Nasibini Güneş’ten aracısız bir şekilde ya da etkilenmeden alan bir gezegen. 
Böyle bir güce yakın olmanın getireceği artıları ve eksileri hayal bile edemiyorum. 
Merkürle empati yapalım ne dersiniz. 
Ben Merkür olsam Güneşin yanında bu kadar yakın dursam gözüm kör olabilir ya da duygusuz olabilirim. 
Bu duygusuzluk acıtasyon duygusu değil ama. Ya da direk maruz kaldığım için yani ilk elden aldığım için mesaj veren de olabilirim. Aklını kullanan, mantıklı zeka, hesap , konuşkan , hünerli, sanat, belagat sahibi gibi... 
Dünyaya uzak kaldığım için orda olup bitenden haberim olmuyor. 
Açıkçası oryantasyonda zorlandığım için ve Güneşin mesajını iletirken kaldığım pozisyon karşısında tuhaf davranışlar sergileyebilirim. Ta ki ayak uydurup güneşle dünya arasında tam bir köprü olup kendimi bulana kadar. 
Nedir bu tuhaf davranışlara örnek verelim. 
Dediğim gibi mesaj getiriyor Merkür fakat adam anlamıyor. 
Bu sefer çabuk parlayan, saldırgan, hırslı, hayal ve gerçeği ayırt edemeyen, başkalarının duygularına karşı saygısız davranabildiğim gibi bıktığımda ve ne olacak diye şaşkın kalınca da aşırı utangaç, çekingen, aşırı hassas, hislerini saklayan, suçluluk duygusu ve güvensiz davranışlar gösteriliyor.
Benim de öğrenmem gerek tabi. Alem sadece Merkür etkisinden ibaret değil ya. Dünyaya gelene kadar Güneş ışığı diğer gezegenlere de şefkatli ve sonsuz sevgisini de sunarak Dünyaya geliyor. Hep zeka, mantık ve hesap aramam büyük haksızlık olur. Kim bilir onlarda neler var , onları da  öğrenmemiz gerek.
Arkadaş canlısı, iyimser, düşünceli, ait olma hissi, yaratıcı hayal gücü açık sezgili, içgüdülü, başkalarını çok iyi anlar ve hissederler mizah gücü gelişmiş bir yapıda olursam büyük aklın nasıl çalıştığına anlar ve daha iyi bir uyum içinde yaşayıp tevekkül-ihlas ahengiyle hayr ve şerrin Allah’tan olduğuna iman edebiliriz. 
Merkür olsam işimin kolay olmadığı çok kesin.

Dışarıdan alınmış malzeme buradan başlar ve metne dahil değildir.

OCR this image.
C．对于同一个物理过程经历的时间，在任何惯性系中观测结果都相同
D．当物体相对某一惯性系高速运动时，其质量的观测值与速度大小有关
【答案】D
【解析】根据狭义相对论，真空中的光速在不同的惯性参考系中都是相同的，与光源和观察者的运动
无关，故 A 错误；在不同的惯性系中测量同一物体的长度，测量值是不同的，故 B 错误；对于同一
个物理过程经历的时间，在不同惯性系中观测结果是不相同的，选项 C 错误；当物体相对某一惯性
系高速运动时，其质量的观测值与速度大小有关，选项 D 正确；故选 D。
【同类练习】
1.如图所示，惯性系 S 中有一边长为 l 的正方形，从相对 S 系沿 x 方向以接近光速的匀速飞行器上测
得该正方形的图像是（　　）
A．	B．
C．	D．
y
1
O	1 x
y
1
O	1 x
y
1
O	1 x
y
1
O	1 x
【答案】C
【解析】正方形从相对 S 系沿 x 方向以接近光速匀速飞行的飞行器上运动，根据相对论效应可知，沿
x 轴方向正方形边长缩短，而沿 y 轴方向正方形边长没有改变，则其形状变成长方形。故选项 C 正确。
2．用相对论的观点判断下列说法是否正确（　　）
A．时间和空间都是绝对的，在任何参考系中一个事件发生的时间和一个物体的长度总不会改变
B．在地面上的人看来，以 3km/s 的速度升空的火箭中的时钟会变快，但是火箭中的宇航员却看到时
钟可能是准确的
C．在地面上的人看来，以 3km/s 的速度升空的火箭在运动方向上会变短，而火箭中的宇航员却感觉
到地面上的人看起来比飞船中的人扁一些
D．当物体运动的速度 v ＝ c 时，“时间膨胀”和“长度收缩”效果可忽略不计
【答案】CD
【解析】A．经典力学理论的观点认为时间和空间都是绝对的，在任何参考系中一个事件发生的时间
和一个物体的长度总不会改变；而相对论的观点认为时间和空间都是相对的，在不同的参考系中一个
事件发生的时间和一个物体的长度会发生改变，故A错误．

Muhtemelen kafam deli gibi çalışıyor olurdu. 
Sanırım bu durumu düzeltmek istesem yapmam gereken şey sakinleşmiş bir zihin ile her şeyi kontrol etme duygusundan uzak kalmak olmalı. En önemlisi de bana ait olmayan duygular ile hallenmeyi ve akıl bağı olmayan şeylere merakı bırakarak başlayabilirim. 

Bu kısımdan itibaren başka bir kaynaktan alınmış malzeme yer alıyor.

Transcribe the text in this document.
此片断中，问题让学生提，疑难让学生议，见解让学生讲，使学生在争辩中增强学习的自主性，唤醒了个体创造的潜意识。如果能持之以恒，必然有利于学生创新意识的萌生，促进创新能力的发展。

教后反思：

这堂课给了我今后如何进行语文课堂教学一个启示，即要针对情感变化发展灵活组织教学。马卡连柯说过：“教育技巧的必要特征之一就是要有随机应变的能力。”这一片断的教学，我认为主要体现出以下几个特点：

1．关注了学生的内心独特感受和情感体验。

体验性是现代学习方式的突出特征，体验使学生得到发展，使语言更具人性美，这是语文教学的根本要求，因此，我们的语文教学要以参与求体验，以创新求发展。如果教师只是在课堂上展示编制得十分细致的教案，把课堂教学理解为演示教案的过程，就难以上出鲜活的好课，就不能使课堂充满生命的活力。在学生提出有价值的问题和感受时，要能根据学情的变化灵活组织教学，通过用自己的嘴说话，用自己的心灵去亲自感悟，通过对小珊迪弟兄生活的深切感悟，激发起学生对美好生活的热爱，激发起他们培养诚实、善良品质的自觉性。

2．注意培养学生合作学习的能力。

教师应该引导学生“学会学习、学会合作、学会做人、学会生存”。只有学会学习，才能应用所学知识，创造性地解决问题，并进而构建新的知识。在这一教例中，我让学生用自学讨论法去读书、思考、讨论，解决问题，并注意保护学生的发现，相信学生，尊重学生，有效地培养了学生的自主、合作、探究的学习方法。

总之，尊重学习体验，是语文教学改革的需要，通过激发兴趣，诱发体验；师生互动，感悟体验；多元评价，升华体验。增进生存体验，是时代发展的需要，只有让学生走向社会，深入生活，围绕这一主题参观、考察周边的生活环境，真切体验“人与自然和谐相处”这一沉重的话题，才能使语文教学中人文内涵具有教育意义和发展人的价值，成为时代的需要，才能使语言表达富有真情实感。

Diğer felekler gibi Dünyaya bakmam imkansız çünkü.
Peki ülke olarak Merkür olabilseydik ne olurdu?
Akıl, bilim çevresinde ilerleyebilir ve bu kadar başı boşluk olmazdı. 

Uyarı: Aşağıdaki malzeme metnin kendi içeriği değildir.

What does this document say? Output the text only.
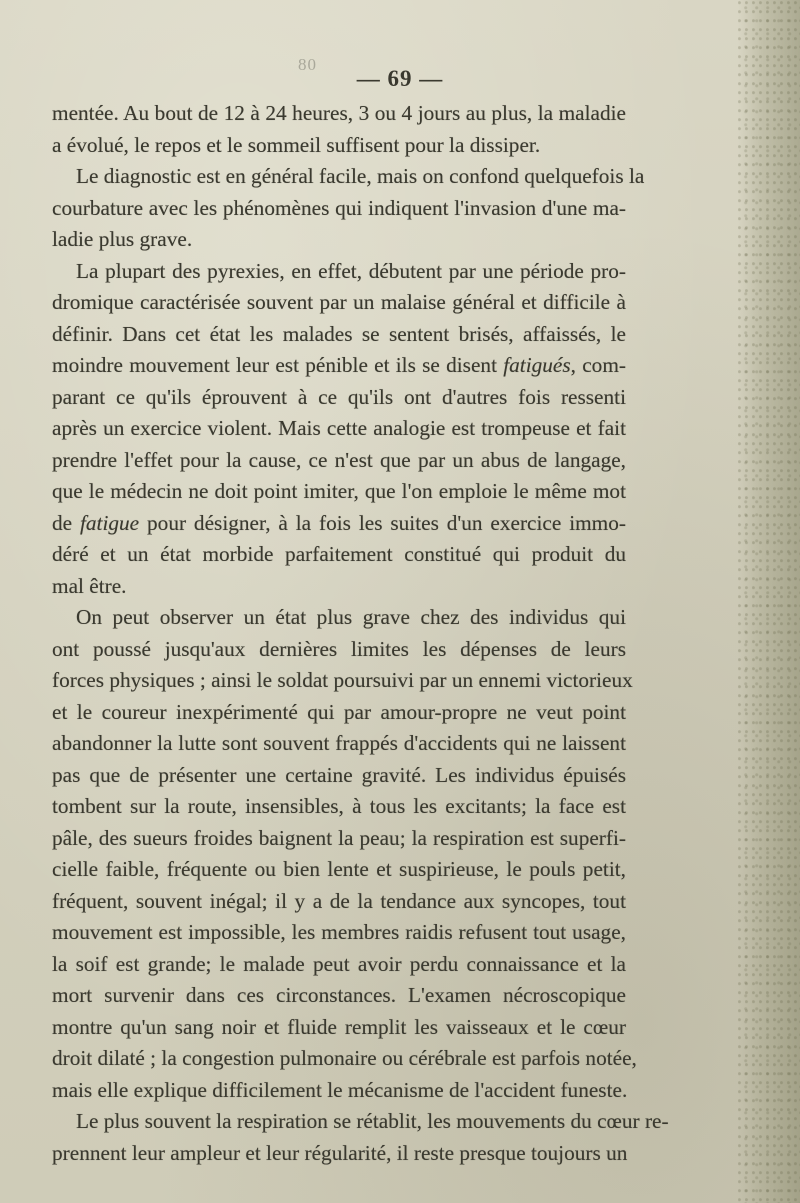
80
— 69 —
mentée. Au bout de 12 à 24 heures, 3 ou 4 jours au plus, la maladie
a évolué, le repos et le sommeil suffisent pour la dissiper.
Le diagnostic est en général facile, mais on confond quelquefois la
courbature avec les phénomènes qui indiquent l'invasion d'une ma-
ladie plus grave.
La plupart des pyrexies, en effet, débutent par une période pro-
dromique caractérisée souvent par un malaise général et difficile à
définir. Dans cet état les malades se sentent brisés, affaissés, le
moindre mouvement leur est pénible et ils se disent fatigués, com-
parant ce qu'ils éprouvent à ce qu'ils ont d'autres fois ressenti
après un exercice violent. Mais cette analogie est trompeuse et fait
prendre l'effet pour la cause, ce n'est que par un abus de langage,
que le médecin ne doit point imiter, que l'on emploie le même mot
de fatigue pour désigner, à la fois les suites d'un exercice immo-
déré et un état morbide parfaitement constitué qui produit du
mal être.
On peut observer un état plus grave chez des individus qui
ont poussé jusqu'aux dernières limites les dépenses de leurs
forces physiques ; ainsi le soldat poursuivi par un ennemi victorieux
et le coureur inexpérimenté qui par amour-propre ne veut point
abandonner la lutte sont souvent frappés d'accidents qui ne laissent
pas que de présenter une certaine gravité. Les individus épuisés
tombent sur la route, insensibles, à tous les excitants; la face est
pâle, des sueurs froides baignent la peau; la respiration est superfi-
cielle faible, fréquente ou bien lente et suspirieuse, le pouls petit,
fréquent, souvent inégal; il y a de la tendance aux syncopes, tout
mouvement est impossible, les membres raidis refusent tout usage,
la soif est grande; le malade peut avoir perdu connaissance et la
mort survenir dans ces circonstances. L'examen nécroscopique
montre qu'un sang noir et fluide remplit les vaisseaux et le cœur
droit dilaté ; la congestion pulmonaire ou cérébrale est parfois notée,
mais elle explique difficilement le mécanisme de l'accident funeste.
Le plus souvent la respiration se rétablit, les mouvements du cœur re-
prennent leur ampleur et leur régularité, il reste presque toujours un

İnce ince her şeyin üstünden gelirdik. 
Pek duygu olmadığı içinde düzeni ve sistemi kurup sonrasını insanların refahına sunardık. 
Merkür olsam çok şey öğretirdim insanlara. 
Aklını nasıl kullanacağını ve nasıl insan yetiştireceğime kadar. 
“Bakmayın kara kuru bir gezegen olduğuma size hizmet etmeye geldim. Biraz bana ayak uydurmayı deneyin ve çabalayın. Eminim vaktinizi boşa harcamamış olursunuz. Benim kadar çalışmanızı beklemiyorum elbette. O zaman kendiniz olamazsınız ama size çok önemli ip uçları ve hayatınıza yöne verecek mesajlar verebilirim” diyebilirdim.